日本歯科医師会の宮村一弘副会長は国民皆保険制度について「人と人との関わりのなかで作り上げてきたサービス。モノではないのでいったん壊れると元に戻るわけではない。国のあり方の問題であり、利益よりも価値として守るべきもの」などと強調した。そのほか日本薬剤師会の七海朗副会長らもTPP協定による医薬品の安全性や薬価制度の自由化などへの懸念を表明した。
◆国民への情報開示が不可欠
慎重に考える会の山田正彦会長はこれらの報告を受けて韓米FTAに盛り込まれた医療・医薬品分野の自由化について解説。国民皆保険制度のある韓国だが韓米FTAによって保険適用除外を認める規定が盛り込まれ、これに即して経済特区をつくり、通常の6〜7倍もの治療費で診療を受ける大型病院の建設が進められる見込みだという。
また、医薬品の認証制度も国から独立した機関が担う仕組みに変更され、米国との協議機関を設置、そこで認証が行われることになっているという。
そのうえで山田氏は「TPPでは韓米FTAよりも高いレベルの協定をつくると米国は言っている」と指摘、医療分野にも大きな影響があり得ることを強調した。
しかし、会合に出席した外務省の片上慶一経済外交担当大使は、TPP交渉の現状について医療が独立した交渉分野にはなっていないことや、混合診療や企業参入が議論になっているとは「承知していない」などと話した。
この報告に対し福島伸亨衆院議員は「現在のTPP交渉参加9カ国のうち、混合診療規制や株式会社規制のある参加国はあるのか?」と追及、そうしたルールがないから現在はその規制緩和が交渉事項にならないだけの話であって、日本が参加すれば交渉分野になり得ると強調し、TPP交渉で医療分野は対象になっていないとする外務省の報告は「ミスリードだ」と批判した。
そのほか片上大使が資料を提供せず口頭説明だけで済ませたことに批判が続出。「資料がない、情報がないでどうして交渉ができるのか」と追及の声が上がり、山田会長も資料の提供を強く求めた。
会合終了後、山田会長は「国民に情報を開示しないと判断できない。

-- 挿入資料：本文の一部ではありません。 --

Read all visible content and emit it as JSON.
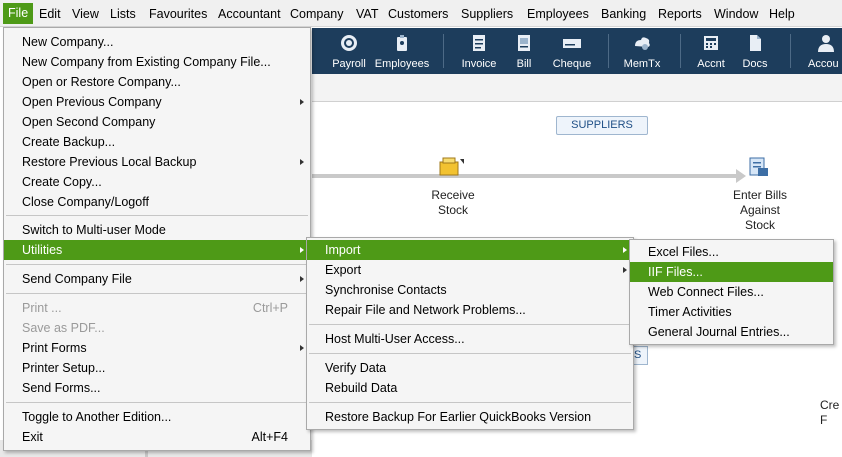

金融、保険、郵政、公共調達についても外務省の情報開示を求める」と話したほか、交渉には参加し国益に反するなら抜ければいいという意見があることに対して「外務省も言っているようにそれはありえない。とくに米国の議会承認を経てはじめて交渉に入れるわけだから、簡単に抜けられるわけがない」と話し、「情報が何もないなかで決めるのは本当にけしからんと思う。民主党だけですでに190人が慎重にやってもらわなくてはいけないという意見(署名)。がんばっていきたいと思っている」と述べ、今後も頻繁に会合を開く考えを示した。